The Las Vegas-headquartered firm used an official Wednesday press release to detail that its aggregated revenues for the three months to the end of June dropped by almost 11% year-on-year to reach about $1.04 billion while its gaming receipts slumped by some 16% to approximately $709 million. The Nevada company moreover explained that this resulted in an operating loss of roughly $147 million, which was 5.7% worse off than the $139 million it chalked up for the same period last year, while its consolidated adjusted property earnings before interest, tax, depreciation and amortization decreased by 14.3% to $209 million.
Established in 1988, Las Vegas Sands Corporation is responsible for five casino resorts in Macau including the 3,000-room The Venetian Macao property and put the bulk of the most recent declines down to the impact of ongoing coronavirus restrictions in the former Portuguese enclave. The American behemoth additionally disclosed that its second-quarter net loss from these operations swelled by over 154% year-on-year to $422 million while associated revenues fell by 56.7% to $368 million.
However, Las Vegas Sands Corporation also runs the 2,561-room Marina Bay Sands property in Singapore and divulged that this prestigious venue saw its second-quarter revenues more than double year-on-year to $679 million, which furthermore equated to a sequential improvement of 70.2%. The operator noted that this impressive three-tower venue saw its earnings before interest, tax, depreciation and amortization for the three months to June 30 swell by 185% to top $319 million thanks to a mass-market gaming win rate that hit 91% of pre-pandemic levels and a hotel occupancy frequency of 93.9%.
Robert Goldstein serves as the Chairman and Chief Executive Officer for New York-listed Las Vegas Sands Corporation and he used the press release to proclaim that he was ‘pleased to see the recovery in Singapore accelerate during the quarter’ even as his firm’s wider financial situation was hit by ‘pandemic-related restrictions’ in Macau. The experienced executive nevertheless proclaimed that his company remains ‘enthusiastic about the opportunity to welcome more guests back’ to its properties as the improving coronavirus situation in Asia allows ‘greater volumes of visitors to travel’ and will continue a ‘commitment to supporting team members’ and those in its wider operating communities ‘as they recover from the impacts of the pandemic.’

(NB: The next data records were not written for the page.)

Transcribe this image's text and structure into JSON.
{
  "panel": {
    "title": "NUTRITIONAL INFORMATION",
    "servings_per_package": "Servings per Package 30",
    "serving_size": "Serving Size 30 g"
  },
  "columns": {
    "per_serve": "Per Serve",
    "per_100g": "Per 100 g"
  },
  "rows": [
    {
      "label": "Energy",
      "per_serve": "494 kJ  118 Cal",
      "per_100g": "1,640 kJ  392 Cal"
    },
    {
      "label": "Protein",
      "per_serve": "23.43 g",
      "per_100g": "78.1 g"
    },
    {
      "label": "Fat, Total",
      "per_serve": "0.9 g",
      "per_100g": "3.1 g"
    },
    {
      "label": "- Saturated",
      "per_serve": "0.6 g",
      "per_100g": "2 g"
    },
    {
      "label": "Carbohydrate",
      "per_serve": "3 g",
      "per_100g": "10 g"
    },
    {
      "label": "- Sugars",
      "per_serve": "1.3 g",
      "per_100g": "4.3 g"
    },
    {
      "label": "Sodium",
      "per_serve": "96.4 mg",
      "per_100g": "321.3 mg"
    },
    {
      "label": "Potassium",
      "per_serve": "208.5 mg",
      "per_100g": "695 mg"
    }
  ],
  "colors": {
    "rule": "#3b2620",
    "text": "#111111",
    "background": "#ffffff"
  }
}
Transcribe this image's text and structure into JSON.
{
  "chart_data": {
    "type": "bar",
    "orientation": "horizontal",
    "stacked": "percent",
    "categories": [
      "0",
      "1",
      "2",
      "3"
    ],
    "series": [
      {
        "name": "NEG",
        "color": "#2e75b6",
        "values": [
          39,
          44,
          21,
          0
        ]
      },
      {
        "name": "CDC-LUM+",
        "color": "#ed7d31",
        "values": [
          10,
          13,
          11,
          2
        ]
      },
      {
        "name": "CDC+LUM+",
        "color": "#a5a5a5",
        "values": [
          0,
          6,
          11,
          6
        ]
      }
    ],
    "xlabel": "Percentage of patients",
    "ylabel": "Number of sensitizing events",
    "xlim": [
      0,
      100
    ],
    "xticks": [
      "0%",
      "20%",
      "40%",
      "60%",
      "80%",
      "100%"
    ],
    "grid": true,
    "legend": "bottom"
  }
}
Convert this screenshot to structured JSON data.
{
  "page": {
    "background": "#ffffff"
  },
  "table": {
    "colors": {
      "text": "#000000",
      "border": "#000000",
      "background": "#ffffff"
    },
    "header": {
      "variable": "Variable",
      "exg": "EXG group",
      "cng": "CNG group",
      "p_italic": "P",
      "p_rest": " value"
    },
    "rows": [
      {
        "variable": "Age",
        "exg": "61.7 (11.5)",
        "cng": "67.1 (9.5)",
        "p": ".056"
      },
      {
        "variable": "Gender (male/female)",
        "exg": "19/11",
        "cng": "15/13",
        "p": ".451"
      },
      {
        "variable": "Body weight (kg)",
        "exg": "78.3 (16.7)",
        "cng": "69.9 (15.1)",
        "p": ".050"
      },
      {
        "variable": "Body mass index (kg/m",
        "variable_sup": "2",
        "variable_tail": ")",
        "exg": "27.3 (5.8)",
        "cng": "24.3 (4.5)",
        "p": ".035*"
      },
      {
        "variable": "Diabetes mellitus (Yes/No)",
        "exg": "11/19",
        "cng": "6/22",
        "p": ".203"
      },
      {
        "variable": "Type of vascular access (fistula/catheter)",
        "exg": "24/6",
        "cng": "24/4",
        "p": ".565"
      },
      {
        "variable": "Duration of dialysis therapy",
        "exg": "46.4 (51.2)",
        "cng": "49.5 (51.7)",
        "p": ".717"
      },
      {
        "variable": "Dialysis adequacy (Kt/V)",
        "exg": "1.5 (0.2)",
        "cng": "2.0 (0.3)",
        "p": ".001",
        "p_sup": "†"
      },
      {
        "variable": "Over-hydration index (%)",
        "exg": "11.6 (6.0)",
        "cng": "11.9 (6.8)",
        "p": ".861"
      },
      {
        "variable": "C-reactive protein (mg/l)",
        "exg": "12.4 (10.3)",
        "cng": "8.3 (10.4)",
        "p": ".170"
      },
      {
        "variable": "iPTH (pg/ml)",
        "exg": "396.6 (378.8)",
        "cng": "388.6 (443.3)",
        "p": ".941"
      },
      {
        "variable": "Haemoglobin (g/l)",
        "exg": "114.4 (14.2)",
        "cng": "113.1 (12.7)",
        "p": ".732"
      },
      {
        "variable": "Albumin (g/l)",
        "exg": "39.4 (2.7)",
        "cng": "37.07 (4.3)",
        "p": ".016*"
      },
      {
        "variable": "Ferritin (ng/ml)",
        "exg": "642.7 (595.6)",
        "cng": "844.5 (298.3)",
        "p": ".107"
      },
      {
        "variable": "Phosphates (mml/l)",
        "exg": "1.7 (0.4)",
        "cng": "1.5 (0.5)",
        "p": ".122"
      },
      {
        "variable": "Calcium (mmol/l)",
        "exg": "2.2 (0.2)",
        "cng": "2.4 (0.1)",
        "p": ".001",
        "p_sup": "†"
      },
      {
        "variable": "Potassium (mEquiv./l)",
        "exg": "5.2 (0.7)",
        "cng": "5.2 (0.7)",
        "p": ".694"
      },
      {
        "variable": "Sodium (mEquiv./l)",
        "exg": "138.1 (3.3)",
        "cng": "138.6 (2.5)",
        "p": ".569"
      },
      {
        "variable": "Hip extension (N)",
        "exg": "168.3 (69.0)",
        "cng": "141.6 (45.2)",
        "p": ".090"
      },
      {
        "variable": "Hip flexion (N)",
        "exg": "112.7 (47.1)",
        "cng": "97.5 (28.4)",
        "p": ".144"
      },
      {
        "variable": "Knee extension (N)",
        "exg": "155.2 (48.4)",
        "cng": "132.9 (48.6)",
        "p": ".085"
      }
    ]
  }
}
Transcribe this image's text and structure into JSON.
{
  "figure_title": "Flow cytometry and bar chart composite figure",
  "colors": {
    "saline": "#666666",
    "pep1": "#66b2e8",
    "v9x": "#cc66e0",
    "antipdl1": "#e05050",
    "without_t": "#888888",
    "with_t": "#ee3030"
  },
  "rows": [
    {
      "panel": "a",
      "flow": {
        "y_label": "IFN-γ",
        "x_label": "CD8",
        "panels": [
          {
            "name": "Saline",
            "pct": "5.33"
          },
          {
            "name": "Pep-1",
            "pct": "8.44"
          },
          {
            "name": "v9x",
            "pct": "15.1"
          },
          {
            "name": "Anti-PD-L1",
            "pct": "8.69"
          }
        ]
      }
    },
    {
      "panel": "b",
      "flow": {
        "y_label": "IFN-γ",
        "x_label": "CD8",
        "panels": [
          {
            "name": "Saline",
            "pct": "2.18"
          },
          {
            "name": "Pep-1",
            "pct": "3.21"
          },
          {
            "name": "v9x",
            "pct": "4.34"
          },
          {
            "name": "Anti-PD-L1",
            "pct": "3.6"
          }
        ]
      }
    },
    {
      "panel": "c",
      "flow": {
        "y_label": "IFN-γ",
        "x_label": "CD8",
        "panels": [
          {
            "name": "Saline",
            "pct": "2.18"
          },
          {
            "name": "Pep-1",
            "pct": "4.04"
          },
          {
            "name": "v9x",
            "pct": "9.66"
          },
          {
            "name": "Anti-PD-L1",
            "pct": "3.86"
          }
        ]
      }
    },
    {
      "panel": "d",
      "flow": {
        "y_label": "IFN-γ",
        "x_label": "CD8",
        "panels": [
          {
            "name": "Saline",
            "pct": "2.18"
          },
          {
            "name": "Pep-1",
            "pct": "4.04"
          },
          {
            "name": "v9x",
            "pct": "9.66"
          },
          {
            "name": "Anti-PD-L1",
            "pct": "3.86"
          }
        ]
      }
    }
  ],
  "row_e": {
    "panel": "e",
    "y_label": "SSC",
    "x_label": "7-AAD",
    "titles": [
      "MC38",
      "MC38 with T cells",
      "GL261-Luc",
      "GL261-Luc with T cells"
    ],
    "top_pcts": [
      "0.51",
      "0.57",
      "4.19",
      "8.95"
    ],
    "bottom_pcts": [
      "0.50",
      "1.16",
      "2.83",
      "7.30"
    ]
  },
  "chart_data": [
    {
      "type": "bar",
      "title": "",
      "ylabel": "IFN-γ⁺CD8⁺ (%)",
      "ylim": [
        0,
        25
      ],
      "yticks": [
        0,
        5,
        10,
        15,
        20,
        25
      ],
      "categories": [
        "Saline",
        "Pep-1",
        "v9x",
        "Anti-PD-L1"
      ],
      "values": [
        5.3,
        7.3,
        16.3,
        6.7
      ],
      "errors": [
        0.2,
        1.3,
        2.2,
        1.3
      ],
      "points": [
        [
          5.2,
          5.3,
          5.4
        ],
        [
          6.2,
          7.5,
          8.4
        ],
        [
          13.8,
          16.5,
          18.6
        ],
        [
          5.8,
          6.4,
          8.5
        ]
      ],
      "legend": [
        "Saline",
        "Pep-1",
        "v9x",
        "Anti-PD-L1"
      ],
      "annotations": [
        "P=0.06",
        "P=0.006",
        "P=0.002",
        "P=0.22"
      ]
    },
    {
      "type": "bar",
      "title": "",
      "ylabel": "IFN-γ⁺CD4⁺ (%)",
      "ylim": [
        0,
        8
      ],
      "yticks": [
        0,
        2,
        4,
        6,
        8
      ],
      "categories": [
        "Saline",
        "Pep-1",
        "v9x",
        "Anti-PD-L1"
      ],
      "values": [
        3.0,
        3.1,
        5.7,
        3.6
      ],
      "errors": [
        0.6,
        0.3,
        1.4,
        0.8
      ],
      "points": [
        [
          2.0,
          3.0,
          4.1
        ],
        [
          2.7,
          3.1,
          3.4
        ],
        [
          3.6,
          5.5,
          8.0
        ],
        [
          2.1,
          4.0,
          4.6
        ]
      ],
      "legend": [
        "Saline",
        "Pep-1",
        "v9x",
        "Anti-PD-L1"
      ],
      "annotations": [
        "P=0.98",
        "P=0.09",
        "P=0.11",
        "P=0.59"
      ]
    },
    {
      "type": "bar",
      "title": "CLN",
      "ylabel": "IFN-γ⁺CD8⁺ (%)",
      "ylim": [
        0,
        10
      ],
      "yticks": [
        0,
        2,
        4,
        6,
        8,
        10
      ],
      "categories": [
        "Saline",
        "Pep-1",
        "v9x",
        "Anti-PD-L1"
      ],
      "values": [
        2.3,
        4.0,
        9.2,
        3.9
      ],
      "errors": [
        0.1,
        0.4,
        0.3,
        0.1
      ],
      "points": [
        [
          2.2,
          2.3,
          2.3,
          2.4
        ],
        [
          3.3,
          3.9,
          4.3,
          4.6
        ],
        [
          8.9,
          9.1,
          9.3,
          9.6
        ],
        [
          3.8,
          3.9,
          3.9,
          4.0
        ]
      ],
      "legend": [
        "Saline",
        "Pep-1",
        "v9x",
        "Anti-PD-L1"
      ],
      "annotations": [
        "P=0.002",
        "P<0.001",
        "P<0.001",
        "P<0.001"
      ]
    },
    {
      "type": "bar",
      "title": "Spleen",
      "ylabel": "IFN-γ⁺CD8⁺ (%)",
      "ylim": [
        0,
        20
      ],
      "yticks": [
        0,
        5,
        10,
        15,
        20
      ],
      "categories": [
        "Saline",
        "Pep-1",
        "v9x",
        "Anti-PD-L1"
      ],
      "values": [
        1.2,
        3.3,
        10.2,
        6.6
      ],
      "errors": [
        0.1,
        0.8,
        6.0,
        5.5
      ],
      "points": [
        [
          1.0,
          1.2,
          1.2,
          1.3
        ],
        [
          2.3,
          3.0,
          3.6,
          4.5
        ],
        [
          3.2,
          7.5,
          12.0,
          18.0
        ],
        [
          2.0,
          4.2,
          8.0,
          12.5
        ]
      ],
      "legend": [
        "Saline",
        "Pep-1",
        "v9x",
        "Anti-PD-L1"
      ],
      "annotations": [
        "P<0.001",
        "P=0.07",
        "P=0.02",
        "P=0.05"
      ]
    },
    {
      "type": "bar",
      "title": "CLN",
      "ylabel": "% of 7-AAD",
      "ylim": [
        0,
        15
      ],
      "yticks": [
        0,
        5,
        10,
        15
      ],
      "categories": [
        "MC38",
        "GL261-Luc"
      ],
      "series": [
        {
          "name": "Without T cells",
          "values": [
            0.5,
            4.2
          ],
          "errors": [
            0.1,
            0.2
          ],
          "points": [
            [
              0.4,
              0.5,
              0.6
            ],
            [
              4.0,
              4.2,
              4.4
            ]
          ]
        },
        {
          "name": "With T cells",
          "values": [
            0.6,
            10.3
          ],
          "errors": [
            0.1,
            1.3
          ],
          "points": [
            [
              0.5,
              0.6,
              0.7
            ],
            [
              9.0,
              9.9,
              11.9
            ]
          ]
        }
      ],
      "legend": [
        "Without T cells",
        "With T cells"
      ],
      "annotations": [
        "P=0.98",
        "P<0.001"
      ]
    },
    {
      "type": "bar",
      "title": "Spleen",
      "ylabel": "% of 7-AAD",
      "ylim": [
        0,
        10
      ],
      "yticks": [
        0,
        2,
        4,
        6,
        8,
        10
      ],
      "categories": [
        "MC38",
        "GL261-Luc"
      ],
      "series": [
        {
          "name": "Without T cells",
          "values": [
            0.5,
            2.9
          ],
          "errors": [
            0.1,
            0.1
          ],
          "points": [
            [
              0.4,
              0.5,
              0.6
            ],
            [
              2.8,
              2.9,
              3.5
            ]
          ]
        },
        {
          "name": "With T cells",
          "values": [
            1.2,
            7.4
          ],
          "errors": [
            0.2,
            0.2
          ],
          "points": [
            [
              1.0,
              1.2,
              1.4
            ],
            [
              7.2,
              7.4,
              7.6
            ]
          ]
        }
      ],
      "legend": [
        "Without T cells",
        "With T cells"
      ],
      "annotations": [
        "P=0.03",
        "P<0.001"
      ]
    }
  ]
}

Read a statement from Goldstein…
“We remain confident in the recovery of travel and tourism spending across our markets. Demand for our offerings from customers who have been able to visit remains robust while pandemic-related travel restrictions continue to limit visitation and hinder our current financial performance. Our industry-leading investments in our team members, our communities and our integrated resort property portfolio position us exceedingly well to deliver future growth as travel restrictions subside and the recovery comes to fruition.”